A QHD-capable parallel H.264 decoder

Chi, Chi Ching; Juurlink, Ben

Video coding follows the trend of demanding higher performance every new generation, and therefore could utilize many-cores. A complete parallelization of H.264, which is the most advanced video coding standard, was found to be difficult due to the complexity of the standard. In this paper a parallel implementation of a complete H.264 decoder is presented. Our parallelization strategy exploits function-level as well as data-level parallelism. Function-level parallelism is used to pipeline the H.264 decoding stages. Data-level parallelism is exploited within the two most time consuming stages, the entropy decoding stage and the macroblock decoding stage. The parallelization strategy has been implemented and optimized on three platforms with very different memory architectures, namely an 8-core SMP, a 64-core cc-NUMA, and an 18-core Cell platform. Evaluations have been performed using 4kx2k QHD sequences.
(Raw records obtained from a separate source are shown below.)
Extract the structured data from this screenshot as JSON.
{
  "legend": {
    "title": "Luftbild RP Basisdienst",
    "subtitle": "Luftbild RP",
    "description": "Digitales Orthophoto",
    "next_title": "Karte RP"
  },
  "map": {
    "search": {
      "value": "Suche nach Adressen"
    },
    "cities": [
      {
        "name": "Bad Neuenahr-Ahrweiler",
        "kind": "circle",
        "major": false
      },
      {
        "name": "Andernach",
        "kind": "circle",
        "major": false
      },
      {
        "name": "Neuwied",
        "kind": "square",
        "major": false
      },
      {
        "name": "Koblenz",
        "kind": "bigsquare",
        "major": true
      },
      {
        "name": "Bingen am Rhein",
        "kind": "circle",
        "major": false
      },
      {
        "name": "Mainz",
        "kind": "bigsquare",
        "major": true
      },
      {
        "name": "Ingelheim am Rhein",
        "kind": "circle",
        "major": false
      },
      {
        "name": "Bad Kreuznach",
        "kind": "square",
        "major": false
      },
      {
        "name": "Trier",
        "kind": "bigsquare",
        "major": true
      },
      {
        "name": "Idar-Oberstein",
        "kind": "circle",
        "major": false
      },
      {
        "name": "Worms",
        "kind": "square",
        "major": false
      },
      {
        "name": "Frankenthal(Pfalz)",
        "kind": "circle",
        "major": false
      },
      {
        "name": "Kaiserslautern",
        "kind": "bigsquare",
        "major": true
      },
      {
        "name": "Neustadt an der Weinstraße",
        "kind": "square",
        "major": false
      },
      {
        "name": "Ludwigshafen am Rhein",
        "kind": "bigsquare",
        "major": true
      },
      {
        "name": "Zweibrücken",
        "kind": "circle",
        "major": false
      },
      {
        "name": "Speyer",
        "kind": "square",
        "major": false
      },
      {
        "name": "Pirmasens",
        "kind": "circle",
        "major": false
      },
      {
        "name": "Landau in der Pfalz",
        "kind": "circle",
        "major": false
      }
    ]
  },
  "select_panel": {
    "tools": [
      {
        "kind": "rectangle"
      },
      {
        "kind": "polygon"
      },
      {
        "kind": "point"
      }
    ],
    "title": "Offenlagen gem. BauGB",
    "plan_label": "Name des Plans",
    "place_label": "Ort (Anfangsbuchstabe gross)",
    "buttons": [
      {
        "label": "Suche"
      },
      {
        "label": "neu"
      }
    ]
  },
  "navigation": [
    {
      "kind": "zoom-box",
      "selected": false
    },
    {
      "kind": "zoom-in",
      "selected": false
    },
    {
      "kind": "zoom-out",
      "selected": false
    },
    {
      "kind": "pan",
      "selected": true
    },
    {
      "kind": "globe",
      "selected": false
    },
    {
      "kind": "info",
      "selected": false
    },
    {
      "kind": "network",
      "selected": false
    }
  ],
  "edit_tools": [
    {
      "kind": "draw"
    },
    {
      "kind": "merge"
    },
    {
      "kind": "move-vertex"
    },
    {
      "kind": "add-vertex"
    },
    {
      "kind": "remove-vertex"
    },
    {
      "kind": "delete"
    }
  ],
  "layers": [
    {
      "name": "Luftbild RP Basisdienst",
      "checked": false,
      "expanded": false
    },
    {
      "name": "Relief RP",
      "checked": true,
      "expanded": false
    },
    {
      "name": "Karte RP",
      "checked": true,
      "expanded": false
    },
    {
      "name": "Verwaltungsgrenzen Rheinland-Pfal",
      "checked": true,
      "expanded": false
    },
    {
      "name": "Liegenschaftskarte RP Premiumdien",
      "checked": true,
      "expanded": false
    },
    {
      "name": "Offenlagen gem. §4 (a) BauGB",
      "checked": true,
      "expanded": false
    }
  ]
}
On the SMP platform a maximum speedup of 4.5x is achieved. The SMP-implementation is reasonably performance portable as it achieves a speedup of 26.6x on the cc-NUMA system. However, to obtain the highest performance (speedup of 33.4x and throughput of 200 QHD frames per second), several cc-NUMA specific optimizations are necessary such as optimizing the page placement and statically assigning threads to cores. Finally, on the Cell platform a near ideal speedup of 16.5x is achieved by completely hiding the communication latency.
Published in: Proceedings of the International Conference on Supercomputing, 10.1145/1995896.1995945, Association for Computing Machinery (ACM)